Is Lady Mariko the Best Character in ‘Shōgun’? The Answer Is Yes
Honestly, she is monumental.
Now that FX’s brilliant historical drama Shōgun—based on the 1975 novel of the same name by author James Clavell—has released its final episode, I think it’s time we all sit down and agree that Lady Mariko is the best character in the entire show. And I’m not super inclined to take constructive criticism on that.
Spoilers ahead for Shōgun through the season finale
Played by an absolutely perfect Anna Sawai, Lady Mariko is one of the three focal characters of the entire show—right alongside Cosmo Jarvis’s John Blackthorne and Hiroyuki Sanada’s Lord Toranaga. In a way, one could say that, in her duties as translator and with her Catholic faith, she acts as the bridge between them—allowing them to communicate and influence each other from pretty much the first moment Blackthorne is brought before the powerful daimyo of Kantō.
But truly, Mariko is much more than that. She comes into the main action of Shōgun after having lived through a painful and complicated backstory that has inevitably shaped her character and the way she sees the world—the daughter of a dishonored father, whose actions have put her in direct opposition with her childhood best friend and have her needing to prove her unshackling loyalty in Toranaga. And yet, at the same time, Mariko constantly feels the pull to join her beloved father in death, taking ownership of her family name rather than hiding it shamefully away.
Throughout the course of the show, we get to discover her character a bit more—beyond the “eightfold fence” of politeness and courtesy and serenity that hides one’s true feelings, as she herself explains to Blackthorne—and see how her loyalty to her liege lord dictates all her actions. She stays with Blackthorne and translates for him because that’s what Toranaga commands—a relationship that ultimately develops into love and that lasts until the very end.

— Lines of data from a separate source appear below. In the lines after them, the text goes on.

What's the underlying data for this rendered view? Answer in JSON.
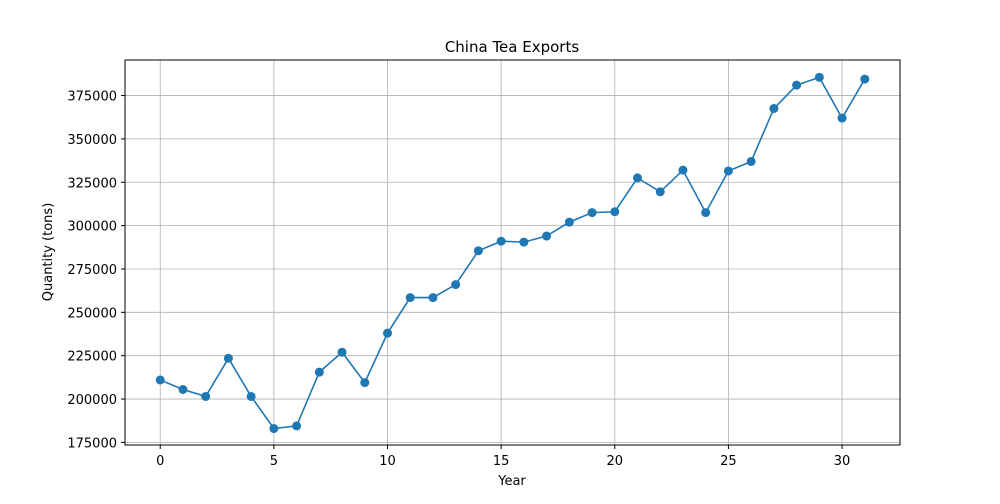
{
  "chart_data": {
    "type": "line",
    "title": "China Tea Exports",
    "xlabel": "Year",
    "ylabel": "Quantity (tons)",
    "xlim": [
      -1.55,
      32.55
    ],
    "ylim": [
      173500,
      395500
    ],
    "xticks": [
      0,
      5,
      10,
      15,
      20,
      25,
      30
    ],
    "yticks": [
      175000,
      200000,
      225000,
      250000,
      275000,
      300000,
      325000,
      350000,
      375000
    ],
    "grid": true,
    "colors": {
      "series": "#1f77b4"
    },
    "x": [
      0,
      1,
      2,
      3,
      4,
      5,
      6,
      7,
      8,
      9,
      10,
      11,
      12,
      13,
      14,
      15,
      16,
      17,
      18,
      19,
      20,
      21,
      22,
      23,
      24,
      25,
      26,
      27,
      28,
      29,
      30,
      31
    ],
    "series": [
      {
        "values": [
          211000,
          205500,
          201500,
          223500,
          201500,
          183000,
          184500,
          215500,
          227000,
          209500,
          238000,
          258500,
          258500,
          266000,
          285500,
          291000,
          290500,
          294000,
          302000,
          307500,
          308000,
          327500,
          319500,
          332000,
          307500,
          331500,
          337000,
          367500,
          381000,
          385500,
          362000,
          384500
        ]
      }
    ]
  }
}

Her presence is felt even in her absence, as was made evident by the show’s final episode. Mariko is everywhere even after she has been buried—in the way she is remembered by all other characters, of course, but also in the legacy she has left to John. When he wants to protest Toranaga’s treatment of the village of Ajiro by committing suicide, he does so with the same words Mariko had used before being killed by the explosion in Osaka.
Beyond her pivotal role in Crimson Sky and in helping Toranaga win against his enemies and obtain the title of shōgun, his great ambition since the beginning, Lady Mariko is first and foremost an absolutely spectacular character. Undoubtedly strong and yet filled with layers that go much beyond what is usually afforded the “strong female character.”

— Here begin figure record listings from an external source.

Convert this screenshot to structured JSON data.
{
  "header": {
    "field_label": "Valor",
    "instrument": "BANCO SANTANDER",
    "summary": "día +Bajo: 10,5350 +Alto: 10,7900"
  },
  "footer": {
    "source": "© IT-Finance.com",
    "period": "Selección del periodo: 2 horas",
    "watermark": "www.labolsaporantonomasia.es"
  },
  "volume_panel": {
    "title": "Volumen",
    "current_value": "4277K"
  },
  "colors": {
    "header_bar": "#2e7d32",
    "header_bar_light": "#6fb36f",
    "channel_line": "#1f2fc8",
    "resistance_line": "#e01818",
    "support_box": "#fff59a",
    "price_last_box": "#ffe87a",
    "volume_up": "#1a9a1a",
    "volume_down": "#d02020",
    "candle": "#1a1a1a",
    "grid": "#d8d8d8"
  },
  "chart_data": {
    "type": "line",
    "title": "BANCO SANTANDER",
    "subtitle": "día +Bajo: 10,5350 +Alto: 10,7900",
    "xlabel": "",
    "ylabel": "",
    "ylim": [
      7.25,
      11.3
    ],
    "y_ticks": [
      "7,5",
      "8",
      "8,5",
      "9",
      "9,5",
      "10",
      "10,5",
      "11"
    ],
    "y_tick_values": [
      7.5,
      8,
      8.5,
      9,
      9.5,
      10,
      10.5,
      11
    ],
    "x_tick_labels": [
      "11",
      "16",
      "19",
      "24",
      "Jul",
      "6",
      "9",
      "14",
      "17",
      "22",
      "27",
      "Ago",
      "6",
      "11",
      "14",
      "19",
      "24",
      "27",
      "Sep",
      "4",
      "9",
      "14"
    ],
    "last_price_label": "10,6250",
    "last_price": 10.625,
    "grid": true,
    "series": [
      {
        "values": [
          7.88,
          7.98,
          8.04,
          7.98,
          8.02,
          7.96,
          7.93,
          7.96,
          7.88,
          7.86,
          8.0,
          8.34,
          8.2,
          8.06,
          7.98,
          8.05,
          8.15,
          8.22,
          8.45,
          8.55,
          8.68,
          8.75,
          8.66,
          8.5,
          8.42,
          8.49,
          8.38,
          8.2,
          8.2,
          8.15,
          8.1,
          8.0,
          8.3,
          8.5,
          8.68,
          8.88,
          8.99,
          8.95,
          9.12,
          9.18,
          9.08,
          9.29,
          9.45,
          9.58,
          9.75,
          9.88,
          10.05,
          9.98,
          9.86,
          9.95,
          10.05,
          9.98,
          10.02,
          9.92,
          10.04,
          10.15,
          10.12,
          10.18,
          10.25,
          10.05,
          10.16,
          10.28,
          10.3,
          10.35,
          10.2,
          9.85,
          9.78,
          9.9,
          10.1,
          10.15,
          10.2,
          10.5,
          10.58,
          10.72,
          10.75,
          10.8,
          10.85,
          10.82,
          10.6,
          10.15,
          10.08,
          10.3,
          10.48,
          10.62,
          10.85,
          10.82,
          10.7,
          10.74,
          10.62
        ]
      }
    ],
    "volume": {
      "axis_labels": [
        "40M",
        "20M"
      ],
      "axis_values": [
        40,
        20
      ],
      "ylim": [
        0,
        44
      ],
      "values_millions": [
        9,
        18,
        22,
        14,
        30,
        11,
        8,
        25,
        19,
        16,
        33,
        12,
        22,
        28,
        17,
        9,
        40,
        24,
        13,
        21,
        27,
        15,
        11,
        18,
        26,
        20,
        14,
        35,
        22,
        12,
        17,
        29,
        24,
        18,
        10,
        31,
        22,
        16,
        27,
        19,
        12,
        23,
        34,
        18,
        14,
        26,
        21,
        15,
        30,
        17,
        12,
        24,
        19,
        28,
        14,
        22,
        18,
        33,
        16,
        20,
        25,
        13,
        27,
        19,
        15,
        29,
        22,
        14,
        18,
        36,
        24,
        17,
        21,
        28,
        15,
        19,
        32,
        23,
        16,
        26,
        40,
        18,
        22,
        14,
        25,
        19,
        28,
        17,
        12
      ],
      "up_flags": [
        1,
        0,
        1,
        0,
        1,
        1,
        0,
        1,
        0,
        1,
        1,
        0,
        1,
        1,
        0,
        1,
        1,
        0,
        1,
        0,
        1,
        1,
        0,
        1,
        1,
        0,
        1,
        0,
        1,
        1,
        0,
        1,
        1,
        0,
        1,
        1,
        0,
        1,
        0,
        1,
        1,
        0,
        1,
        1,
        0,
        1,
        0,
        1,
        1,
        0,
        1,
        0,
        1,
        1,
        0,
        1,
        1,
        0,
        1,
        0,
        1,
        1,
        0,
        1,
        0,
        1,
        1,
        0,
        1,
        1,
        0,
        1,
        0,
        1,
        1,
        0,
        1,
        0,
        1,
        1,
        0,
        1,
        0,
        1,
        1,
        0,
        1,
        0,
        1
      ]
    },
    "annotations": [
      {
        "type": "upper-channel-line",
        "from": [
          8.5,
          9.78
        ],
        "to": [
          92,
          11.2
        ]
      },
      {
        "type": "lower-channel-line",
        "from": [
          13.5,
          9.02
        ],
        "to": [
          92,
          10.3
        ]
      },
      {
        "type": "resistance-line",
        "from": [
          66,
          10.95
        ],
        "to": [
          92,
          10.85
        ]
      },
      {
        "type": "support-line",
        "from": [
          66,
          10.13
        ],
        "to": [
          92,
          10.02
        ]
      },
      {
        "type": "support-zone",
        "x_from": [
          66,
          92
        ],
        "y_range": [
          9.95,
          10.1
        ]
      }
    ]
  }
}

That’s because she is her own person before she is anyone else—and that’s what I really loved about her. It would have been much easier—and we’ve seen it happen time and time again—to have her be defined by her love for Blackthorne and to have that love change her entire worldview as it more often than not happens. But Mariko has her own set of beliefs that never really waver, as exemplified by her end.
Her loyalty to both Toranaga and her father and her quiet but unshakeable conviction and strength are ultimately what make Crimson Sky happen—or better yet, they are Crimson Sky, as Toranaga himself reveals to Yabushige in the latter’s final moments at the end of the show’s tenth episode.
Mariko’s actions at the castle in Osaka as well as her death—which ultimately came on her own terms rather than someone else’s, as symbolized by how she calls herself Toda Mariko when is about to commit seppuku but switches to her family name of Akashi during the shinobi attack—helped in shifting support away from Ishido and towards Toranaga.
Most importantly, her end swayed her lifelong friend Lady Ochiba—the mother of the Heir—to side with Toranaga, creating the perfect conditions for his ascent to the shogunate. We don’t need to see it happen to know that’s exactly how the story will go. Besides, real-life history also gives us that same answer considering that Toranaga is based on Tokugawa Ieyasu—the first shōgun of his clan, which ruled from 1603 all the way until the Meiji Restoration in 1868.